The Standard releases had a hard task this year. Not only did Modern Masters 2017 provide three key cards in Augur of Bolas, Burning-Tree Emissary, and Dinrova Horror, but Treasure Chests gave the format Ash Barrens, Palace Sentinels, and Thorn of the Black Rose. Frankly that would have been enough to render Standard second fiddle but then came Iconic Masters. The second reprint set of the year gave Pauper two more options that gave established decks something new to write home about.

Seeker of the Way gave Boros Monarch another option. The Khans of Tarkir downshift made it easier for the deck to go aggressive and apply pressure. While Boros Monarch did not need help in the early game, the addition of Seeker gave the strategy another dimension. Seeker is still new to the format and has yet to find a solid home. At this point, Boros Monarch has been the place where Seeker of the Way has found the most success.


Lead the Stampede rounds out the impact cards from 2017. The sorcery allows creature heavy decks the opportunity to draw five cards for 3 mana. While a deck has to be heavily biased toward creatures for this to even be a possibility Pauper had a perfect candidate in Elves. Elves already had a place in the metagame by virtue of a strong Delver matchup. Like Stompy the deck could produce more threats than the Blue deck could answer.

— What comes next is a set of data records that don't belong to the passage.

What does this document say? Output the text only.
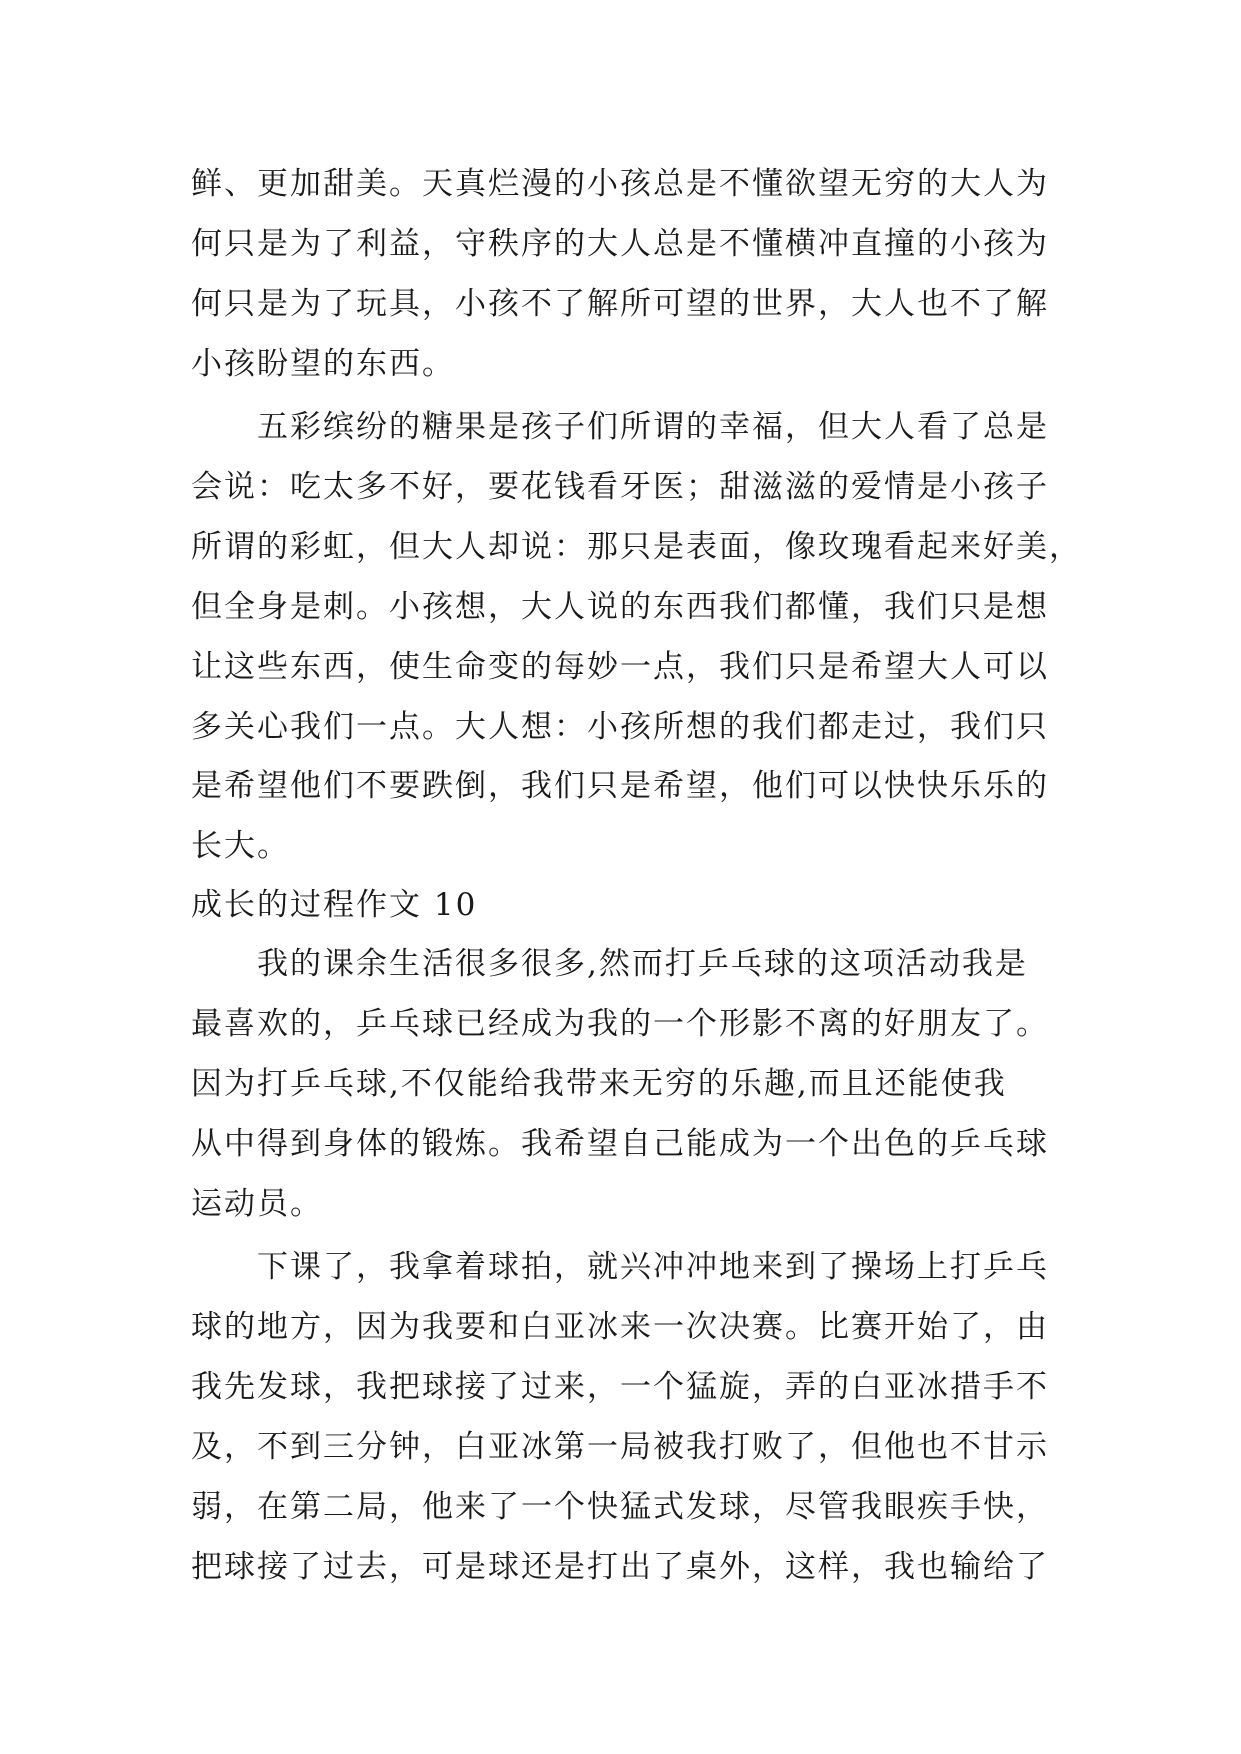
鲜、更加甜美。天真烂漫的小孩总是不懂欲望无穷的大人为
何只是为了利益，守秩序的大人总是不懂横冲直撞的小孩为
何只是为了玩具，小孩不了解所可望的世界，大人也不了解
小孩盼望的东西。
五彩缤纷的糖果是孩子们所谓的幸福，但大人看了总是
会说：吃太多不好，要花钱看牙医；甜滋滋的爱情是小孩子
所谓的彩虹，但大人却说：那只是表面，像玫瑰看起来好美，
但全身是刺。小孩想，大人说的东西我们都懂，我们只是想
让这些东西，使生命变的每妙一点，我们只是希望大人可以
多关心我们一点。大人想：小孩所想的我们都走过，我们只
是希望他们不要跌倒，我们只是希望，他们可以快快乐乐的
长大。
成长的过程作文 10
我的课余生活很多很多,然而打乒乓球的这项活动我是
最喜欢的，乒乓球已经成为我的一个形影不离的好朋友了。
因为打乒乓球,不仅能给我带来无穷的乐趣,而且还能使我
从中得到身体的锻炼。我希望自己能成为一个出色的乒乓球
运动员。
下课了，我拿着球拍，就兴冲冲地来到了操场上打乒乓
球的地方，因为我要和白亚冰来一次决赛。比赛开始了，由
我先发球，我把球接了过来，一个猛旋，弄的白亚冰措手不
及，不到三分钟，白亚冰第一局被我打败了，但他也不甘示
弱，在第二局，他来了一个快猛式发球，尽管我眼疾手快，
把球接了过去，可是球还是打出了桌外，这样，我也输给了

But Elves had the added dimension of being able to reload with Distant Melody. Lead the Stampede helped the deck reduce the reliance on Blue while not losing the ability to draw into gas. Elves has not become the best deck in the format but has established itself as a constant metagame presence.


Pauper realigned itself around Stompy in 2017. Whereas the format used to use Delver as a baseline that is no longer the case. With this new baseline Pauper has found new extremes. Stompy may be the litmus test but at the moment playing with Gush, Tron, or the Monarch are the most powerful things you can do. Stompy may not be able to do any of these but it can race. The only way you can do powerful things is if you can survive this onslaught. And that is what we have seen in 2017.

What does 2018 hold for Pauper? First off, we are going to see more events. ChannelFireball will be hosting paper events are Grand Prix in January and if they prove successful more could be on the way. We will also be getting another reprint set in 25th Anniversary Masters. And there will be more Leagues and more Challenges. 2018 could be the best year for Pauper and I can’t wait to experience it. Can you?